All of lore.kernel.org
 help / color / mirror / Atom feed
From: Alistair Popple <apopple@nvidia.com>
To: Jason Gunthorpe <jgg@nvidia.com>
Cc: Andrew Morton <akpm@linux-foundation.org>,
	will@kernel.org, catalin.marinas@arm.com, linux-mm@kvack.org,
	linux-kernel@vger.kernel.org, robin.murphy@arm.com,
	nicolinc@nvidia.com, linux-arm-kernel@lists.infradead.org,
	kvm@vger.kernel.org, John Hubbard <jhubbard@nvidia.com>,
	zhi.wang.linux@gmail.com, Sean Christopherson <seanjc@google.com>
Subject: Re: [PATCH 2/2] arm64: Notify on pte permission upgrades
Date: Tue, 30 May 2023 18:05:41 +1000	[thread overview]
Message-ID: <87pm6ii6qi.fsf@nvidia.com> (raw)
In-Reply-To: <ZHKaBQt8623s9+VK@nvidia.com>


Jason Gunthorpe <jgg@nvidia.com> writes:

> On Wed, May 24, 2023 at 11:47:29AM +1000, Alistair Popple wrote:
>> ARM64 requires TLB invalidates when upgrading pte permission from
>> read-only to read-write. However mmu_notifiers assume upgrades do not
>> need notifications and none are sent. This causes problems when a
>> secondary TLB such as implemented by an ARM SMMU doesn't support
>> broadcast TLB maintenance (BTM) and caches a read-only PTE.
>
> I don't really like this design, but I see how you get here..

Not going to argue with that, I don't love it either but it seemed like
the most straight forward approach.

> mmu notifiers behavior should not be tied to the architecture, they
> are supposed to be generic reflections of what the MM is doing so that
> they can be hooked into by general purpose drivers.

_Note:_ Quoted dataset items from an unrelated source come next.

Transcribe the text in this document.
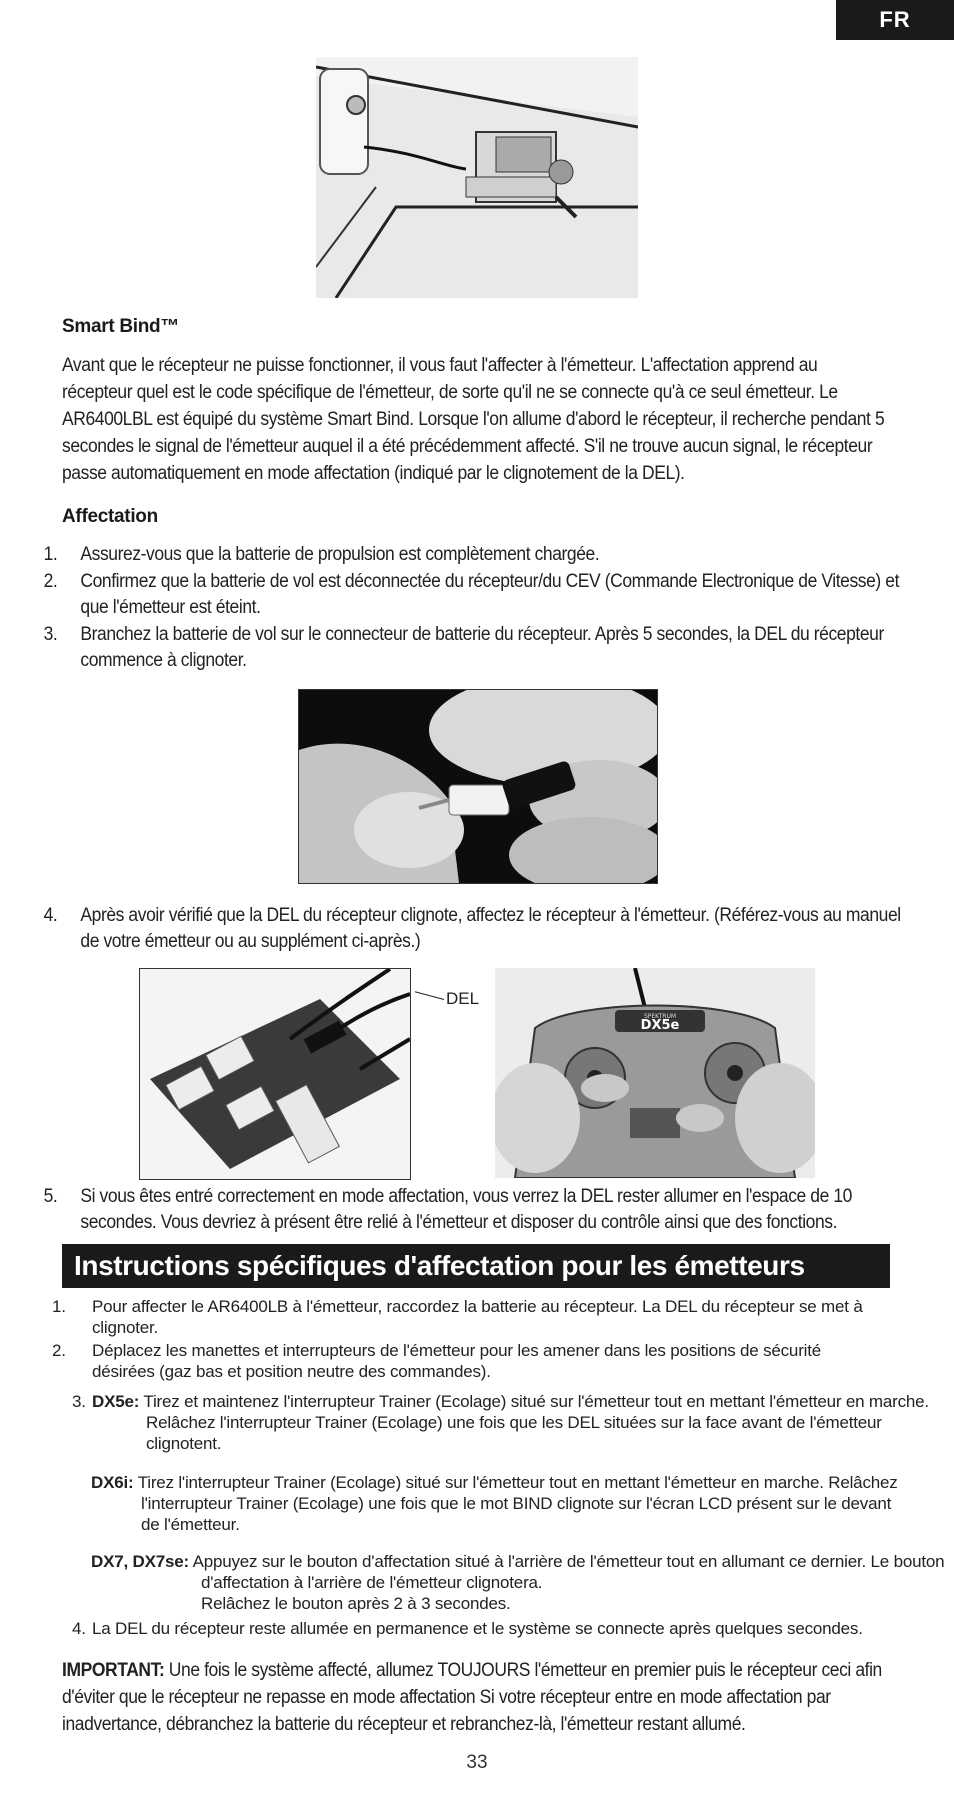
FR
Smart Bind™
Avant que le récepteur ne puisse fonctionner, il vous faut l'affecter à l'émetteur. L'affectation apprend au récepteur quel est le code spécifique de l'émetteur, de sorte qu'il ne se connecte qu'à ce seul émetteur. Le AR6400LBL est équipé du système Smart Bind. Lorsque l'on allume d'abord le récepteur, il recherche pendant 5 secondes le signal de l'émetteur auquel il a été précédemment affecté. S'il ne trouve aucun signal, le récepteur passe automatiquement en mode affectation (indiqué par le clignotement de la DEL).
Affectation
1. Assurez-vous que la batterie de propulsion est complètement chargée.
2. Confirmez que la batterie de vol est déconnectée du récepteur/du CEV (Commande Electronique de Vitesse) et que l'émetteur est éteint.
3. Branchez la batterie de vol sur le connecteur de batterie du récepteur. Après 5 secondes, la DEL du récepteur commence à clignoter.
4. Après avoir vérifié que la DEL du récepteur clignote, affectez le récepteur à l'émetteur. (Référez-vous au manuel de votre émetteur ou au supplément ci-après.)
DEL
SPEKTRUM
DX5e
5. Si vous êtes entré correctement en mode affectation, vous verrez la DEL rester allumer en l'espace de 10 secondes. Vous devriez à présent être relié à l'émetteur et disposer du contrôle ainsi que des fonctions.
Instructions spécifiques d'affectation pour les émetteurs
1. Pour affecter le AR6400LB à l'émetteur, raccordez la batterie au récepteur. La DEL du récepteur se met à clignoter.
2. Déplacez les manettes et interrupteurs de l'émetteur pour les amener dans les positions de sécurité désirées (gaz bas et position neutre des commandes).
3. DX5e: Tirez et maintenez l'interrupteur Trainer (Ecolage) situé sur l'émetteur tout en mettant l'émetteur en marche. Relâchez l'interrupteur Trainer (Ecolage) une fois que les DEL situées sur la face avant de l'émetteur clignotent.
DX6i: Tirez l'interrupteur Trainer (Ecolage) situé sur l'émetteur tout en mettant l'émetteur en marche. Relâchez l'interrupteur Trainer (Ecolage) une fois que le mot BIND clignote sur l'écran LCD présent sur le devant de l'émetteur.
DX7, DX7se: Appuyez sur le bouton d'affectation situé à l'arrière de l'émetteur tout en allumant ce dernier. Le bouton d'affectation à l'arrière de l'émetteur clignotera.
Relâchez le bouton après 2 à 3 secondes.
4. La DEL du récepteur reste allumée en permanence et le système se connecte après quelques secondes.
IMPORTANT: Une fois le système affecté, allumez TOUJOURS l'émetteur en premier puis le récepteur ceci afin d'éviter que le récepteur ne repasse en mode affectation Si votre récepteur entre en mode affectation par inadvertance, débranchez la batterie du récepteur et rebranchez-là, l'émetteur restant allumé.
33
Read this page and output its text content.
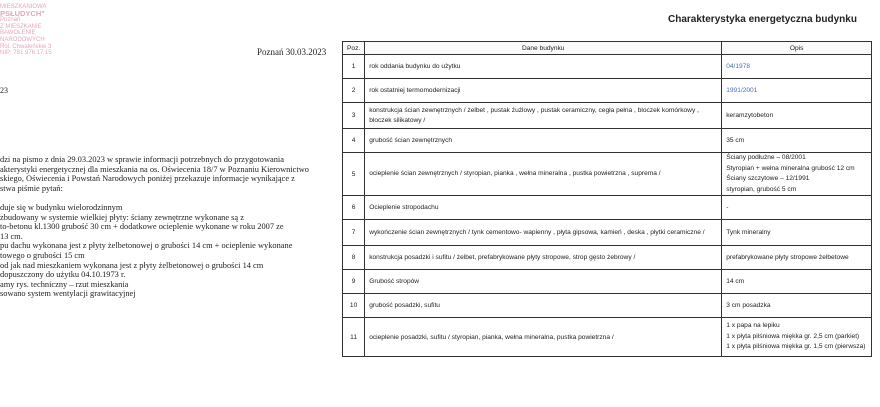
MIESZKANIOWA
PSŁUDYCH"
Poznań
Z MIESZKANIE
BAWOLENIE
NARODOWYCH
Rol. Chwaleńskie 3
NIP: 781 976 17 15	Poznań 30.03.2023
23
dzi na pismo z dnia 29.03.2023 w sprawie informacji potrzebnych do przygotowania
akterystyki energetycznej dla mieszkania na os. Oświecenia 18/7 w Poznaniu Kierownictwo
skiego, Oświecenia i Powstań Narodowych poniżej przekazuje informacje wynikające z
stwa piśmie pytań:

duje się w budynku wielorodzinnym
zbudowany w systemie wielkiej płyty: ściany zewnętrzne wykonane są z
to-betonu kl.1300 grubość 30 cm + dodatkowe ocieplenie wykonane w roku 2007 ze
13 cm.
pu dachu wykonana jest z płyty żelbetonowej o grubości 14 cm + ocieplenie wykonane
towego o grubości 15 cm
od jak nad mieszkaniem wykonana jest z płyty żelbetonowej o grubości 14 cm
dopuszczony do użytku 04.10.1973 r.
amy rys. techniczny – rzut mieszkania
sowano system wentylacji grawitacyjnej
Charakterystyka energetyczna budynku
Poz.	Dane budynku	Opis
1	rok oddania budynku do użytku	04/1978

2	rok ostatniej termomodernizacji	1991/2001

3	konstrukcja ścian zewnętrznych / żelbet , pustak żużlowy , pustak ceramiczny, cegła pełna , bloczek komórkowy , bloczek silikatowy /	keramzytobeton

4	grubość ścian zewnętrznych	35 cm

5	ocieplenie ścian zewnętrznych / styropian, pianka , wełna mineralna , pustka powietrzna , suprema /	Ściany podłużne – 08/2001
Styropian + wełna mineralna grubość 12 cm
Ściany szczytowe – 12/1991
styropian, grubość 5 cm

6	Ocieplenie stropodachu	-

7	wykończenie ścian zewnętrznych / tynk cementowo- wapienny , płyta gipsowa, kamień , deska , płytki ceramiczne /	Tynk mineralny

8	konstrukcja posadzki i sufitu / żelbet, prefabrykowane płyty stropowe, strop gęsto żebrowy /	prefabrykowane płyty stropowe żelbetowe

9	Grubość stropów	14 cm

10	grubość posadzki, sufitu	3 cm posadzka

11	ocieplenie posadzki, sufitu / styropian, pianka, wełna mineralna, pustka powietrzna /	1 x papa na lepiku
1 x płyta pilśniowa miękka gr. 2,5 cm (parkiet)
1 x płyta pilśniowa miękka gr. 1,5 cm (pierwsza)
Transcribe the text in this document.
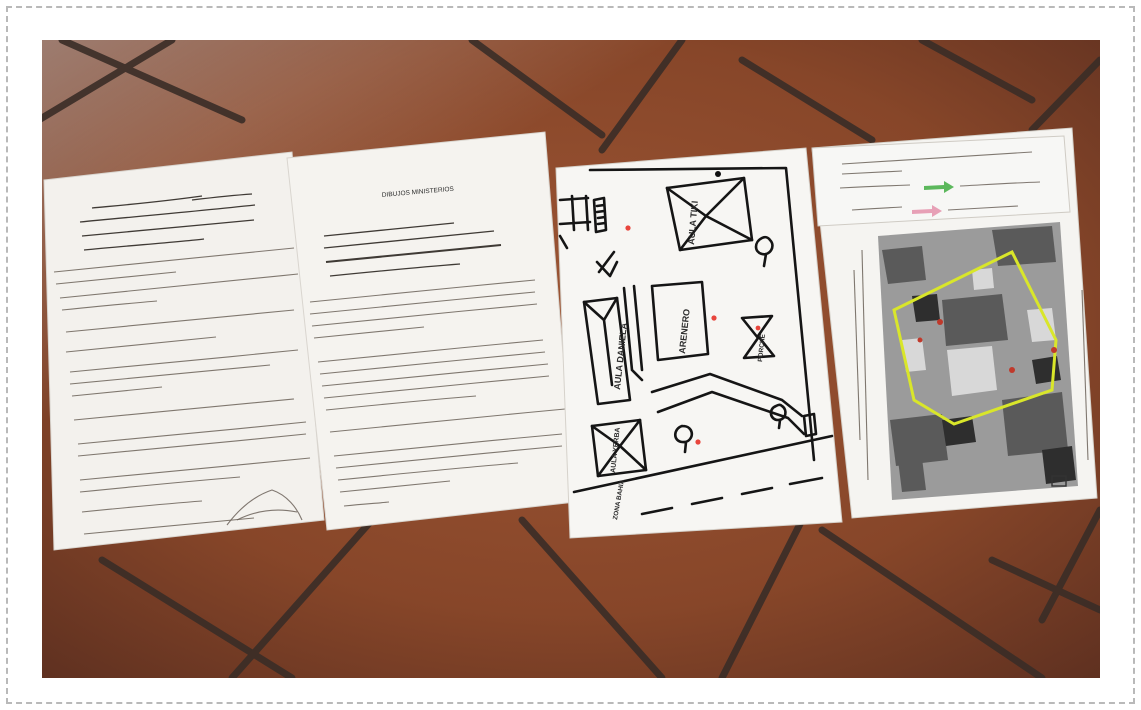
DIBUJOS MINISTERIOS
AULA TIKI
AULA DANIELA	ARENERO	PORCHE
AULA YERBA
ZONA BAHIA
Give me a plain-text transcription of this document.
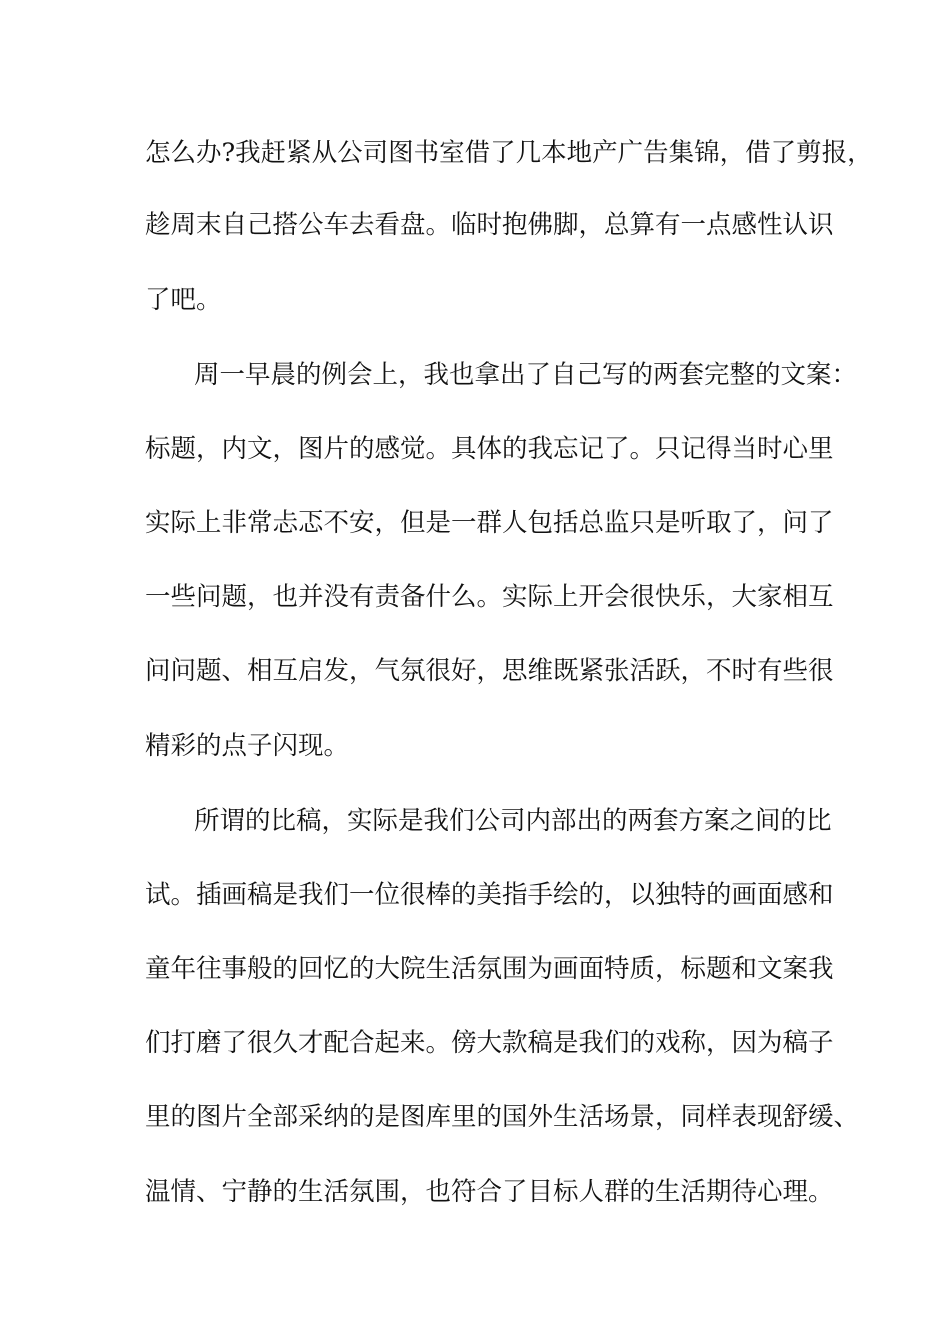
怎么办?我赶紧从公司图书室借了几本地产广告集锦，借了剪报，
趁周末自己搭公车去看盘。临时抱佛脚，总算有一点感性认识
了吧。
周一早晨的例会上，我也拿出了自己写的两套完整的文案：
标题，内文，图片的感觉。具体的我忘记了。只记得当时心里
实际上非常忐忑不安，但是一群人包括总监只是听取了，问了
一些问题，也并没有责备什么。实际上开会很快乐，大家相互
问问题、相互启发，气氛很好，思维既紧张活跃，不时有些很
精彩的点子闪现。
所谓的比稿，实际是我们公司内部出的两套方案之间的比
试。插画稿是我们一位很棒的美指手绘的，以独特的画面感和
童年往事般的回忆的大院生活氛围为画面特质，标题和文案我
们打磨了很久才配合起来。傍大款稿是我们的戏称，因为稿子
里的图片全部采纳的是图库里的国外生活场景，同样表现舒缓、
温情、宁静的生活氛围，也符合了目标人群的生活期待心理。
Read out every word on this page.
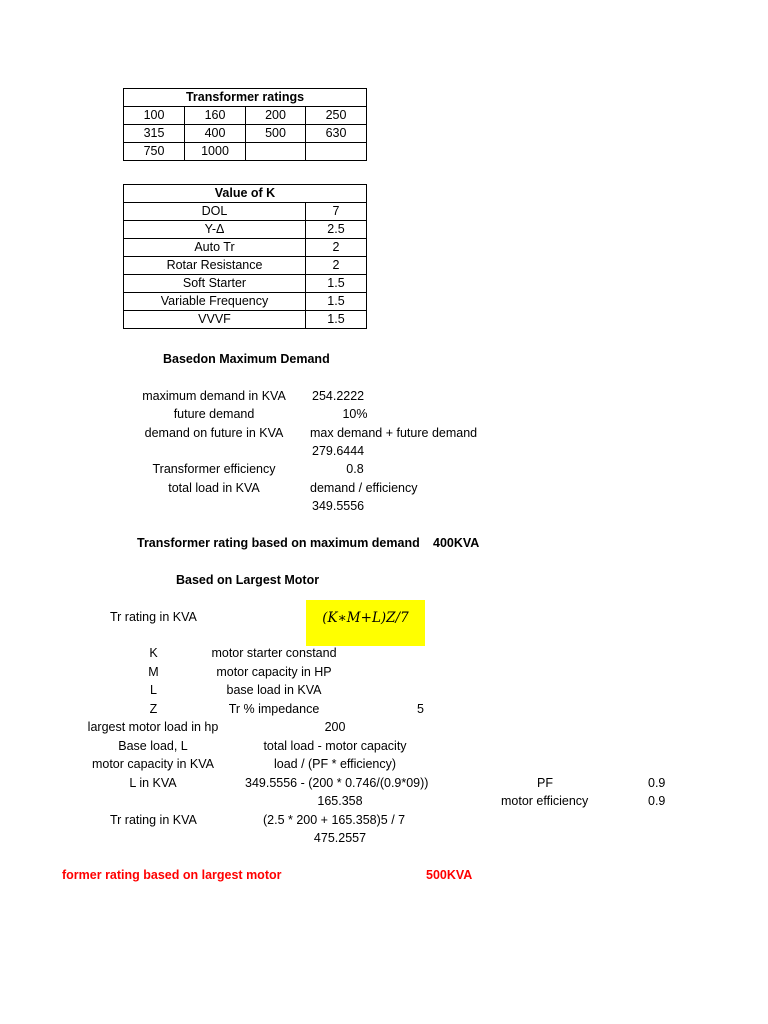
Transformer ratings			
100	160	200	250
315	400	500	630
750	1000		
Value of K	
DOL	7
Y-Δ	2.5
Auto Tr	2
Rotar Resistance	2
Soft Starter	1.5
Variable Frequency	1.5
VVVF	1.5
Basedon Maximum Demand
maximum demand in KVA	254.2222
future demand	10%
demand on future in KVA	max demand + future demand
279.6444
Transformer efficiency	0.8
total load in KVA	demand / efficiency
349.5556
Transformer rating based on maximum demand 400KVA
Based on Largest Motor
Tr rating in KVA	(K∗M+L)Z/7
K	motor starter constand
M	motor capacity in HP
L	base load in KVA
Z	Tr % impedance	5
largest motor load in hp	200
Base load, L	total load - motor capacity
motor capacity in KVA	load / (PF * efficiency)
L in KVA	349.5556 - (200 * 0.746/(0.9*09))	PF	0.9
165.358	motor efficiency	0.9
Tr rating in KVA	(2.5 * 200 + 165.358)5 / 7
475.2557
former rating based on largest motor	500KVA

Interesting. I've always assumed mmu notifiers were primarly about
keeping cache invalidations in sync with what the MM is doing. This is
based on the fact that you can't use mmu notifiers to establish mappings
and we instead have this rather complex dance with hmm_range_fault() to
establish a mapping.

My initial version [1] effectivly did add a generic event. Admittedly it
was somewhat incomplete, because I didn't hook up the new mmu notifier
event type to every user that could possibliy ignore it (eg. KVM). But
that was part of the problem - it was hard to figure out which mmu
notifier users can safely ignore it versus ones that can't, and that may
depend on what architecture it's running on. Hence why I hooked it up to
ptep_set_access_flags, because you get arch specific filtering as
required.

Perhaps the better option is to introduce a new mmu notifier op and let
drivers opt-in?

> If you want to hardwire invalidate_range to be only for SVA cases that
> actually share the page table itself and rely on some arch-defined
> invalidation, then we should give the op a much better name and
> discourage anyone else from abusing the new ops variable behavior.

Well that's the only use case I currently care about because we have hit
this issue, so for now at least I'd much rather a straight forward fix
we can backport.

The problem is an invalidation isn't well defined. If we are to make
this architecture independent then we need to be sending an invalidation
for any PTE state change
(ie. clean/dirty/writeable/read-only/present/not-present/etc) which we
don't do currently.

>> As no notification is sent and the SMMU does not snoop TLB invalidates
>> it will continue to return read-only entries to a device even though
>> the CPU page table contains a writable entry. This leads to a
>> continually faulting device and no way of handling the fault.
>
> Doesn't the fault generate a PRI/etc? If we get a PRI maybe we should
> just have the iommu driver push an iotlb invalidation command before
> it acks it? PRI is already really slow so I'm not sure a pipelined
> invalidation is going to be a problem? Does the SMMU architecture
> permit negative caching which would suggest we need it anyhow?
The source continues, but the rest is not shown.